Summary:
In April, the Reserve Bank of India (RBI) flagged 28 open-ended debt schemes from 12 mutual funds with a total asset value of ₹1.76 lakh crore that were under stress. This revelation came amidst the ongoing investigation into Quant Mutual Fund by the Securities and Exchange Board of India (SEBI).
Table of Contents:
Stress Test Findings:
RBI disclosed that SEBI has instructed asset management companies to conduct stress tests on open-ended debt schemes monthly to assess the impact of various risk parameters like interest rate, credit, and liquidity on their net asset values.

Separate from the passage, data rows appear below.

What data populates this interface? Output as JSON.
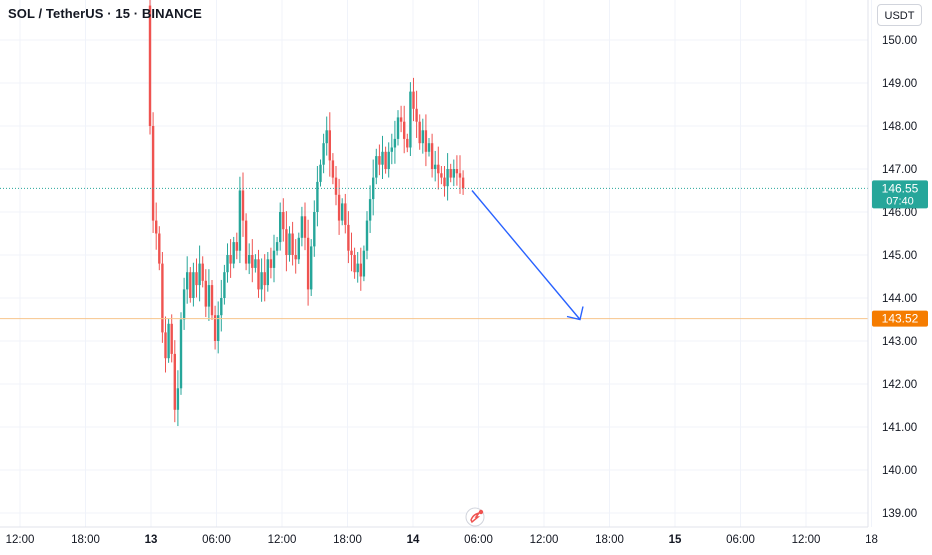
{
  "header": {
    "symbol_title": "SOL / TetherUS · 15 · BINANCE",
    "currency_label": "USDT"
  },
  "colors": {
    "up": "#26a69a",
    "down": "#ef5350",
    "grid": "#f0f3fa",
    "axis_text": "#131722",
    "last_price_line": "#26a69a",
    "target_line": "#f7c58b",
    "target_badge": "#f57c00",
    "arrow": "#2962ff"
  },
  "chart_data": {
    "type": "candlestick",
    "title": "SOL / TetherUS · 15 · BINANCE",
    "interval": "15",
    "xlabel": "",
    "ylabel": "",
    "ylim": [
      138.8,
      150.6
    ],
    "grid": true,
    "y_ticks": [
      "150.00",
      "149.00",
      "148.00",
      "147.00",
      "146.00",
      "145.00",
      "144.00",
      "143.00",
      "142.00",
      "141.00",
      "140.00",
      "139.00"
    ],
    "x_ticks": [
      "12:00",
      "18:00",
      "13",
      "06:00",
      "12:00",
      "18:00",
      "14",
      "06:00",
      "12:00",
      "18:00",
      "15",
      "06:00",
      "12:00",
      "18"
    ],
    "bold_x_ticks": [
      "13",
      "14",
      "15"
    ],
    "last_price": {
      "value": 146.55,
      "label": "146.55",
      "countdown": "07:40"
    },
    "target_level": {
      "value": 143.52,
      "label": "143.52"
    },
    "arrow": {
      "from": {
        "time": "14 05:45",
        "price": 146.5
      },
      "to": {
        "time": "14 15:30",
        "price": 143.5
      }
    },
    "closes": [
      150.8,
      148.0,
      145.8,
      145.5,
      144.8,
      143.2,
      142.6,
      143.4,
      142.7,
      141.4,
      141.9,
      143.5,
      144.2,
      144.6,
      144.0,
      144.6,
      144.3,
      144.8,
      144.4,
      143.8,
      144.3,
      143.6,
      143.0,
      143.6,
      144.0,
      144.6,
      145.0,
      144.8,
      145.3,
      145.1,
      146.5,
      145.8,
      144.8,
      145.0,
      144.7,
      144.9,
      144.2,
      144.6,
      144.3,
      144.9,
      144.7,
      145.1,
      145.3,
      146.0,
      145.6,
      145.0,
      145.5,
      145.0,
      144.9,
      145.4,
      145.9,
      145.4,
      144.2,
      145.2,
      146.0,
      146.7,
      147.1,
      147.6,
      147.9,
      147.2,
      146.8,
      146.4,
      145.8,
      146.2,
      145.7,
      145.1,
      145.0,
      144.6,
      144.8,
      144.5,
      145.1,
      145.8,
      146.3,
      146.8,
      147.3,
      147.1,
      147.4,
      147.0,
      147.4,
      147.5,
      147.7,
      148.2,
      148.1,
      147.7,
      147.5,
      148.8,
      148.4,
      148.1,
      147.6,
      147.9,
      147.4,
      147.6,
      147.0,
      147.1,
      146.9,
      146.8,
      146.6,
      147.0,
      146.8,
      147.0,
      146.9,
      146.8,
      146.55
    ]
  }
}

The Association of Mutual Funds in India and AMCs define thresholds for risk parameters, with any breaches requiring reporting and remedial action.
All the mutual funds in question have reported the initiation of remedial actions within the prescribed timelines.
Liquidity Ratios:
AMCs must maintain liquidity ratios above specified thresholds, with calculations derived from different factors like scheme type and asset composition.
Back-testing of liquidity ratios is mandatory for all debt schemes on a monthly basis, ensuring sufficient liquidity to meet potential outflows.
Despite some instances of ratios temporarily falling below thresholds, AMCs promptly rectified the situation.
Market Inflows and Trends:
In April, the mutual fund industry witnessed a significant net inflow of ₹1.90 lakh crore in debt schemes, contrasted with a net outflow of ₹1.98 lakh crore in March.
Volatility in inflows may lead to temporary breaches in stress test benchmarks, especially amidst expectations of RBI repo rate cuts.